Cursed Britain: A History of Witchcraft and Black Magic in Modern Times by Thomas Waters
My rating: 5 of 5 stars
Witchcraft as popular belief system may sound anachronistic, if not extinct, in our age of the Internet, Satellite TVs, and planned colonization of the Moon, in the same way, that people in Renaissance regarded the Medieval times culturally backward and religiously superstitious.

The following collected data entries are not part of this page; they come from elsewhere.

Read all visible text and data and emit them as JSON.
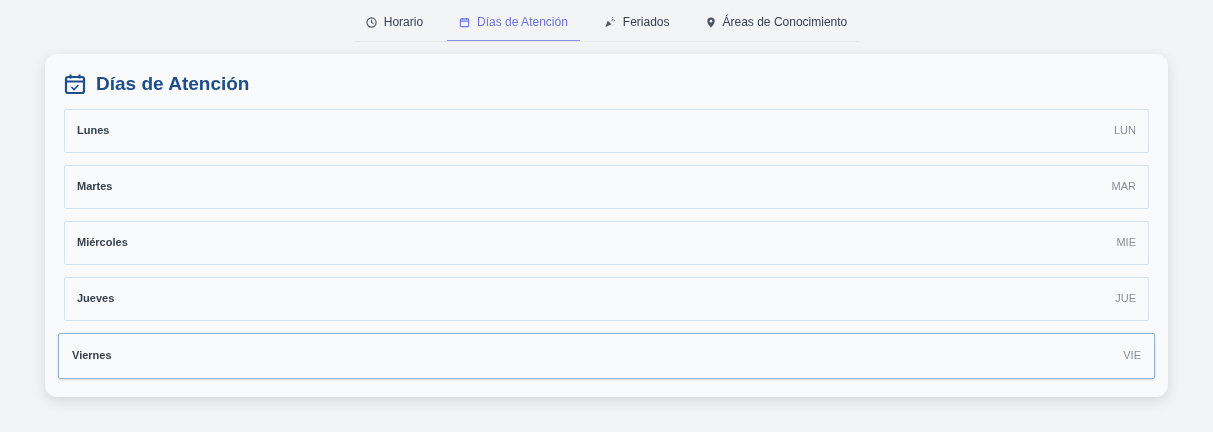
{
  "tabs": [
    {
      "label": "Horario",
      "selected": false
    },
    {
      "label": "Días de Atención",
      "selected": true
    },
    {
      "label": "Feriados",
      "selected": false
    },
    {
      "label": "Áreas de Conocimiento",
      "selected": false
    }
  ],
  "panel": {
    "title": "Días de Atención"
  },
  "days": [
    {
      "name": "Lunes",
      "abbr": "LUN",
      "selected": false
    },
    {
      "name": "Martes",
      "abbr": "MAR",
      "selected": false
    },
    {
      "name": "Miércoles",
      "abbr": "MIE",
      "selected": false
    },
    {
      "name": "Jueves",
      "abbr": "JUE",
      "selected": false
    },
    {
      "name": "Viernes",
      "abbr": "VIE",
      "selected": true
    }
  ]
}
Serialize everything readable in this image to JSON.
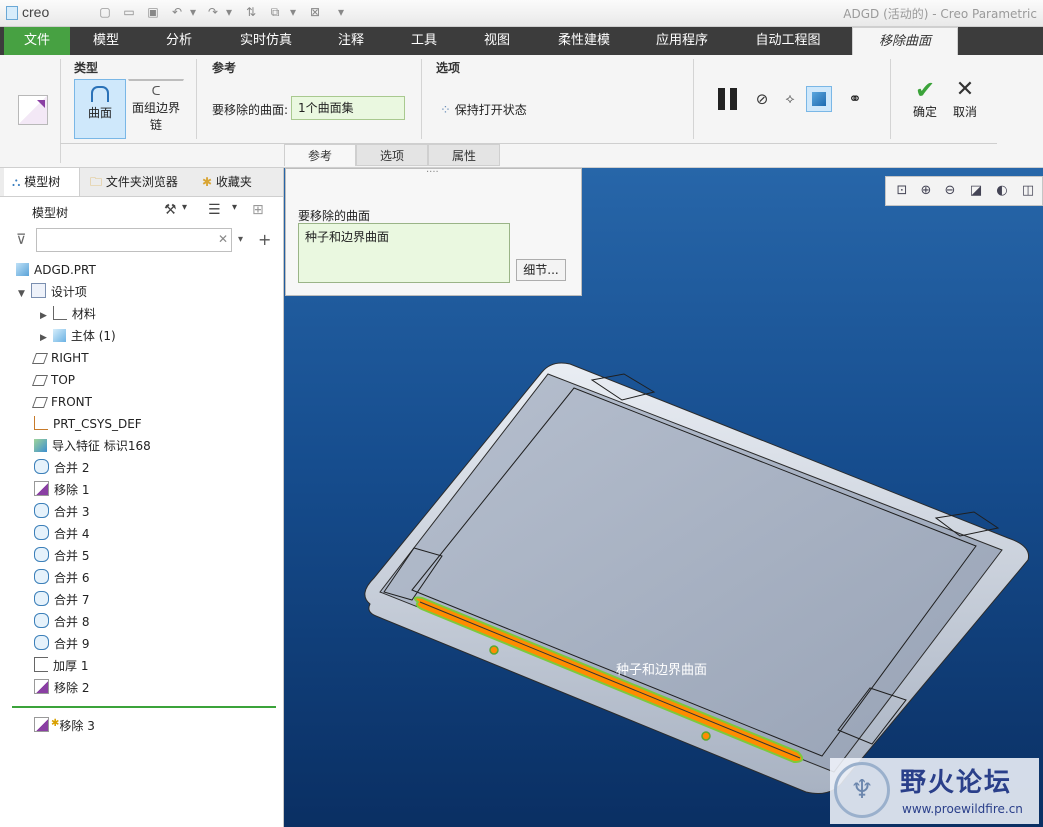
{
  "app": {
    "logo": "creo",
    "title": "ADGD (活动的) - Creo Parametric"
  },
  "menu": {
    "tabs": [
      "文件",
      "模型",
      "分析",
      "实时仿真",
      "注释",
      "工具",
      "视图",
      "柔性建模",
      "应用程序",
      "自动工程图",
      "移除曲面"
    ]
  },
  "ribbon": {
    "type_group": {
      "label": "类型",
      "surface": "曲面",
      "boundary_line1": "面组边界",
      "boundary_line2": "链"
    },
    "ref_group": {
      "label": "参考",
      "field_label": "要移除的曲面:",
      "field_value": "1个曲面集"
    },
    "options_group": {
      "label": "选项",
      "keep_open": "保持打开状态"
    },
    "confirm": "确定",
    "cancel": "取消",
    "subtabs": [
      "参考",
      "选项",
      "属性"
    ]
  },
  "popup": {
    "grip": "····",
    "label": "要移除的曲面",
    "value": "种子和边界曲面",
    "details_button": "细节..."
  },
  "left_panel": {
    "tabs": [
      "模型树",
      "文件夹浏览器",
      "收藏夹"
    ],
    "header": "模型树",
    "filter_placeholder": "",
    "items": [
      "ADGD.PRT",
      "设计项",
      "材料",
      "主体 (1)",
      "RIGHT",
      "TOP",
      "FRONT",
      "PRT_CSYS_DEF",
      "导入特征 标识168",
      "合并 2",
      "移除 1",
      "合并 3",
      "合并 4",
      "合并 5",
      "合并 6",
      "合并 7",
      "合并 8",
      "合并 9",
      "加厚 1",
      "移除 2"
    ],
    "inserted_item": "移除 3"
  },
  "viewport": {
    "label": "种子和边界曲面",
    "watermark_title": "野火论坛",
    "watermark_url": "www.proewildfire.cn"
  },
  "colors": {
    "menu_bg": "#3c3c3c",
    "file_tab": "#47a142",
    "accent_green": "#3ba33a",
    "highlight_orange": "#ff8c00",
    "viewport_top": "#2766a9",
    "viewport_bottom": "#0a2f63"
  }
}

Yet, it has survived the leaps of time and waves of persecution, withstanding like a flickering candlelight in hours of stormy dark nights and remains in modern landscapes of buildings, cars, airplanes, and people with mobile phones on their hands.
Thomas Waters in his Cursed Britain: A History of Witchcraft and Black Magic in Modern Times tells us how this ancient belief system of faith-based healing at its lightest and of maleficent bewitching at its darkest has kept its vitality from the rural areas of provinces to the bustling streets of cities in Great Britain throughout the centuries based on his extensive research of historical documents and scholarly analysis on the uncanny but very real phenomena that grips your attention on every page of this fascinating book.
If you are keen on historical facts and anthropological evidence of human nature in relation to the ancient esoteric knowledge that looks so appealing and tempting, this is an excellent book.